Zarzuty lekarzowi w środę postawiła Prokuratura Okręgowa w Rzeszowie.

– Podejrzanemu przedstawiliśmy dwa zarzuty: jazdy w stanie nietrzeźwości i spowodowania wypadku pod wpływem alkoholu, czego skutkiem było spowodowanie ciężkich obrażeń ciała u pokrzywdzonego. Lekarz nie przyznał się do zarzucanych mu czynów, odmówił składania wyjaśnień – mówi Rzeszów News Łukasz Harpula, szef Prokuratury Okręgowej w Rzeszowie.

Po przesłuchaniu, Krzysztof P. został zwolniony do domu. Prokuratura zastosowała wobec niego poręczenie majątkowe w wysokości 40 tys. zł oraz zakaz prowadzenia pojazdów mechanicznych. Chirurgowi grozi kara do 12 lat pozbawienia wolności.

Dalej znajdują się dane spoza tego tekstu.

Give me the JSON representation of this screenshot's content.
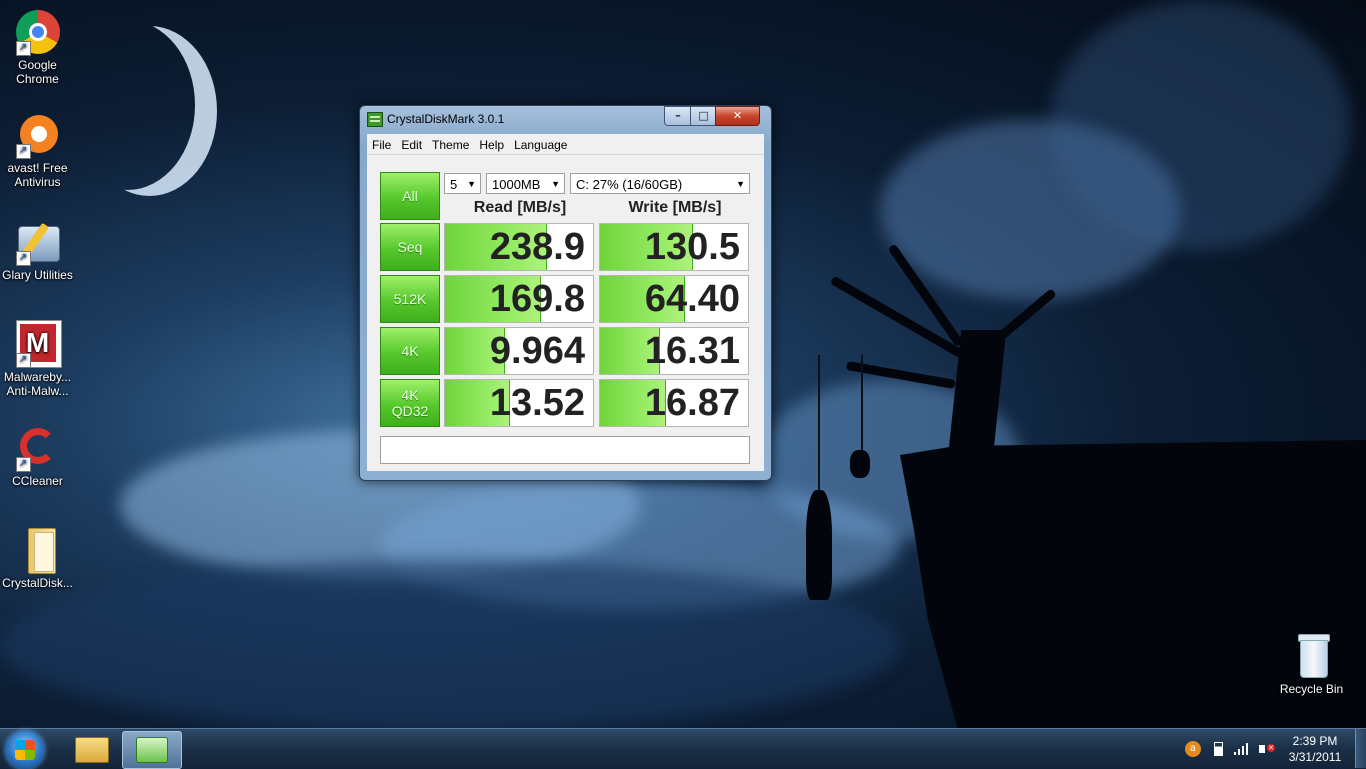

Zarzuty dla lekarza były możliwe po tym, jak prokuratura dostała opinie dwóch biegłych z zakresu ruchu drogowego i medycyny sądowej. Jasno z nich wynika, że Krzysztof P., potrącając 22-letniego Kamila Stadnika, nie zachował należytej ostrożności zbliżając się do skrzyżowania i przejścia dla pieszych. Biegli twierdzą, że lekarz jechał z prędkością około 80 km/h. 

O tej sprawie było bardzo głośno w marcu br., gdy rzeszowski dziennik „Super Nowości” ujawnił, że po zdarzeniu, do którego doszło 19 grudnia 2017 r. na ul. Krzyżanowskiego w Rzeszowie, policjanci nie zatrzymali Krzysztofa P., który feralnego dnia siedział za kierownicą subaru. Okazało się, że lekarz był pijany. Miał 0,72 promila alkoholu w organizmie. Lekarzowi przez wiele miesięcy nie postawiono zarzutów. 

Kamil Stadnik po wypadku w szpitalu przez wiele miesięcy leżał sparaliżowany, oddychał za niego respirator. 22-latek doznał urazu kręgosłupa i uszkodzenia rdzenia kręgowego. Początkowo śledztwo w tej sprawie nadzorowała Prokuratura Rejonowa w Rzeszowie. Po marcowych publikacjach w mediach, sprawę przejęła Prokuratura Okręgowa w Rzeszowie i teraz postawiła zarzuty Krzysztofowi P. 

– Śledztwo dobiega końca. Materiał dowodowy mamy praktycznie skompletowany. W niedługo czasie podejrzany będzie mógł się z nim zapoznać – zapowiada prokurator Łukasz Harpula. W najbliższym tygodniach można się spodziewać, że do sądu trafi akt oskarżenia przeciwko lekarzowi.